Clientélisme

Le budget 2023-2024 vient en délibération cette semaine à la Knesset. S’il n’était pas adopté avant le 29 mai, le gouvernement tomberait et des élections seraient organisées dans les trois mois.
D’une façon très classique, le Parlement débattra et votera chaque article des lois de finances du budget de l’État pour l’année 2023 (484 milliards de shekels, soit environ 120 milliards d’euros) et 2024 (514 milliards de shekels, soit environ 130 milliards d’euros). La loi dite sur les arrangements, c’est-à-dire les réformes, accompagnant le budget sera aussi soumise au vote du Parlement.
D’une façon tout aussi classique, dans la dernière ligne droite, des partenaires de la coalition font du chantage pour obtenir plus. Une fraction du judaïsme orthodoxe ashkénaze (Agoudat Israel) « exige » 600 millions de shekels (environ 150 millions d’euros) de plus pour son réseau scolaire. Le parti d’Itamar Ben Gvir, Puissance juive (Otsma ha Yéoudit), quant à lui, demande 2 milliards de shekels pour le ministère de la Galilée et du Néguev tenu par l’un des siens.

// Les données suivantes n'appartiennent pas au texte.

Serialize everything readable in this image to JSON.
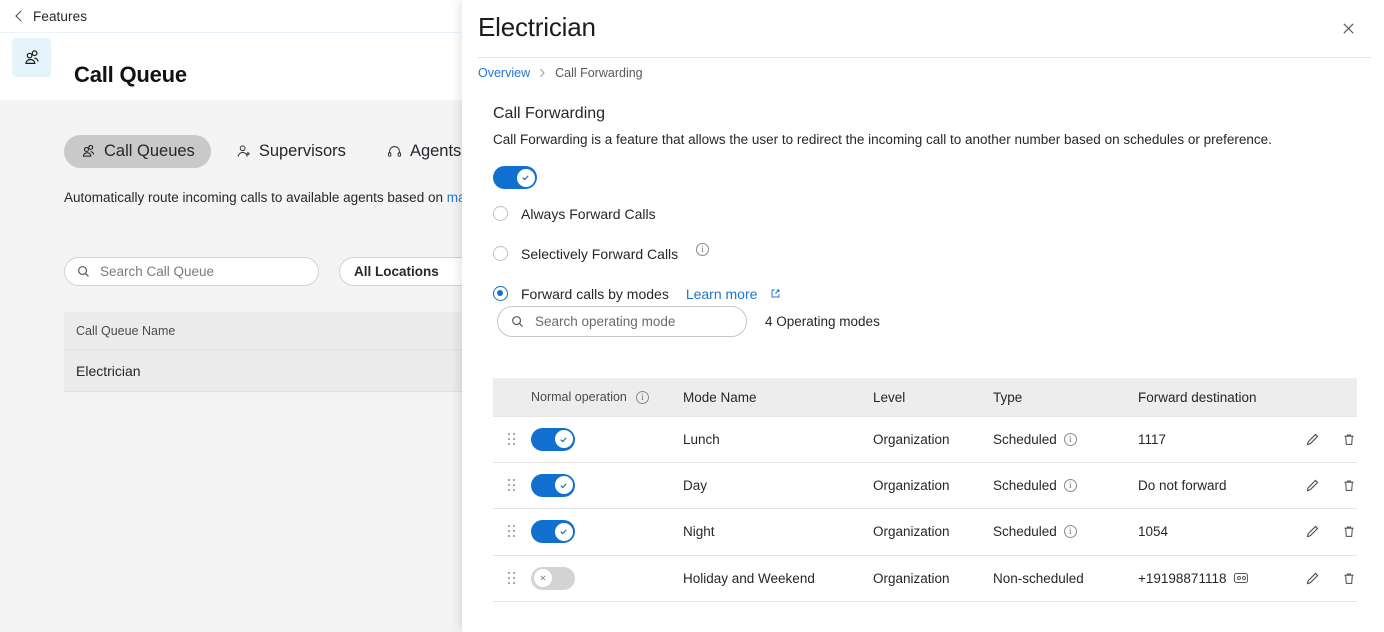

Ce qui n’est pas classique, ce sont les sommes en jeu et leur destination résultant des « accords de coalition ». Sur les 13,7 milliards de shekels approuvés en fonds discrétionnaires, environ 3,7 milliards de shekels doivent être dépensés pour augmenter le budget des allocations dans les yeshivot (écoles talmudiques) ultraorthodoxes.
Une autre enveloppe de 1,2 milliard de shekels est prévue pour les établissements d’enseignement privés non contrôlés qui n’enseignent pas les matières fondamentales telles que les mathématiques et l’anglais.
Des fonds supplémentaires seront consacrés à la construction d’édifices religieux et aux activités de soutien à l’« identité juive » dans sa version orthodoxe.
Environ 1,2 milliard de shekels est destiné à financer un programme de bons d’alimentation demandé par Arié Deri, leader du Shass, sans que les critères d’attribution soient bien définis. On l’aura compris : afin d’obtenir le soutien des partis religieux, Binyamin Netanyahou n’a pas lésiné sur les moyens.
Un projet de création d’un « fonds de taxes foncières » (keren arnona) est aussi très contesté : les villes riches en emplois devront reverser à ce fonds une fraction des taxes payées par les entreprises qui seront redistribuées à des villes plus pauvres.
Ceci sans aucune concertation avec les municipalités intéressées qui ont fait grève pendant plusieurs jours. On dit que le budget traduit une politique.
Celui pour 2023 et 2024 illustre de façon caricaturale les orientations de la coalition issue des élections du 1er novembre 2022 : un renforcement considérable de l’orthodoxie religieuse, des réformes imposées autoritairement, une gestion clientéliste des finances publiques.